Updated with comments from Terumo.
Cerus (NSDQ: CERS) and Terumo Corp. (TYO:4543) won grants from a U.S. Health & Human Services Dept. agency worth a collective $48 million to study their respective devices for eliminating blood pathogens like the Zika virus.
Zika, which the World Health Organization declared a global emergency in February, has been linked to microcephaly, a birth defect characterized by an unusually small head and potential developmental problems.
Last week U.S. officials said 3 babies were born here with defects that were most likely caused when their mothers contracted the mosquito-borne virus during pregnancy. More than 1,400 Zika-related microcephaly cases have been confirmed in Brazil, which is preparing to host the Olympic games in August. The WHO said last week that the risk of Zika infection for athletes and attendees is very low.
The 5-year, $180.5 million pact with Cerus calls for the Concord, Calif.-based company to test its Intercept device in Puerto Rican Zika patients. HHS’s Biomedical Advanced Research & Development Authority will put up $30.8 million initially, including $10.7 million for the trial on La Isla del Encanto.
“The funding for this program shows how important blood safety and availability are for agencies like Barda that are charged with providing support to technologies that have major health care impact and importance for the United States constituency. Terumo BCT’s selection as a partner for this program of work reflects on our position in the industry as a leader and innovator, and the Mirasol PRT platform is a truly innovative solution to blood safety needs. Terumo BCT is committed to unlocking the potential of blood and improving the safety of the world’s blood supply with Mirasol,” chief scientific officer of pathogen reduction technologies Ray Goodrich
The BARDA agreement with Terumo’s Lakewood, Colo.-based BCT Technologies business aims to evaluate Terumo’s Mirasol device in preventing viruses from infecting blood platelets. The 6-year, $151.8 million deal includes a 2½-year provision for $17.5 million to cover the trial.

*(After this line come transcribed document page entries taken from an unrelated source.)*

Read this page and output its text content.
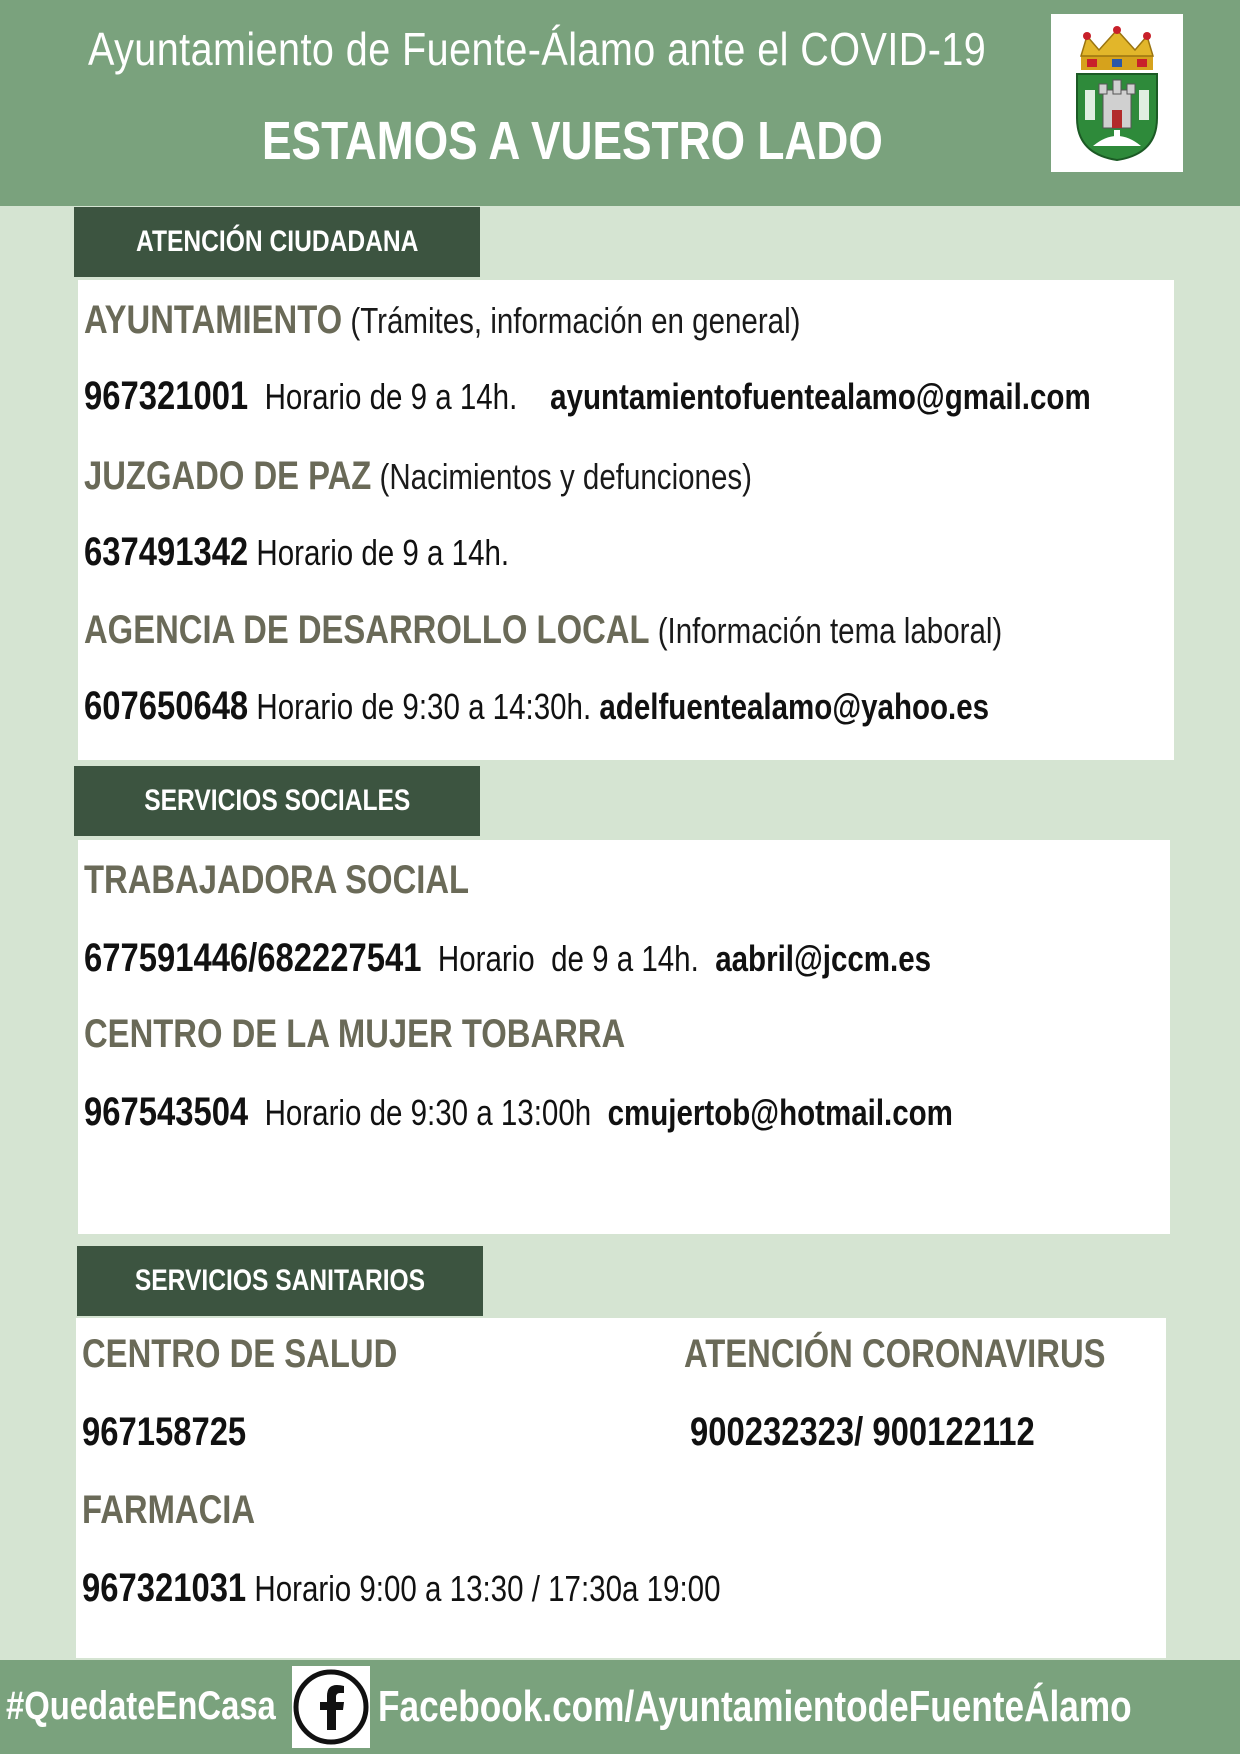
Ayuntamiento de Fuente-Álamo ante el COVID-19
ESTAMOS A VUESTRO LADO
ATENCIÓN CIUDADANA
AYUNTAMIENTO (Trámites, información en general)
967321001  Horario de 9 a 14h.    ayuntamientofuentealamo@gmail.com
JUZGADO DE PAZ (Nacimientos y defunciones)
637491342 Horario de 9 a 14h.
AGENCIA DE DESARROLLO LOCAL (Información tema laboral)
607650648 Horario de 9:30 a 14:30h. adelfuentealamo@yahoo.es
SERVICIOS SOCIALES
TRABAJADORA SOCIAL
677591446/682227541  Horario  de 9 a 14h.  aabril@jccm.es
CENTRO DE LA MUJER TOBARRA
967543504  Horario de 9:30 a 13:00h  cmujertob@hotmail.com
SERVICIOS SANITARIOS
CENTRO DE SALUD	ATENCIÓN CORONAVIRUS
967158725	900232323/ 900122112
FARMACIA
967321031 Horario 9:00 a 13:30 / 17:30a 19:00
#QuedateEnCasa Facebook.com/AyuntamientodeFuenteÁlamo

“We are working to make needed products available as quickly as possible to protect our nation’s blood supply against a variety of threats that could endanger public health,” BARDA acting director Dr. Richard Hatchett said in prepared remarks. “These technologies are of particular interest given their potential use against multiple diseases. By focusing on products that can reduce the risk of various transfusion-transmitted infections, we can provide emergency products sooner in a sustainable, cost-effective way.”
The Cerus treatment uses amotosalen, a photo-activated compound that targets nucleic acids in DNA and RNA, creating “docks” between the strands. Ultra-violet light is then used to activate the amotosalen, causing permanent cross-linking that prevents the the pathogen or leukocyte from replicating. Cerus said the BARDA deal will also fund in vitro studies ahead of a possible U.S. pivotal trial. The company said it’s also on the hook for a $14.5 million co-investment in the project to cover manufacturing costs.
“This contract offers the potential to fund activities related to anticipated Phase III clinical studies for the Intercept red blood cell system in the U.S. and the required manufacturing and development activities needed to pursue a potential U.S. commercial launch,” Cerus chief scientific officer Dr. Laurence Corash said in a press release. “We believe that T-cell inactivation levels with Intercept provide the opportunity for future replacement of gamma irradiation, which would also align with the Homeland Security Dept.’s initiative to eliminate nuclear source irradiators in the U.S. through the introduction of non-nuclear technologies.”
Terumo’s Mirasol device, similarly, uses riboflavin (vitamin B2) and ultraviolet light to kill pathogens’ ability to replicate. Riboflavin molecules link to guanine-based nucleic acids; under UV light the vitamin chemically alters the nucleic acid, making pathogens unable to replicate.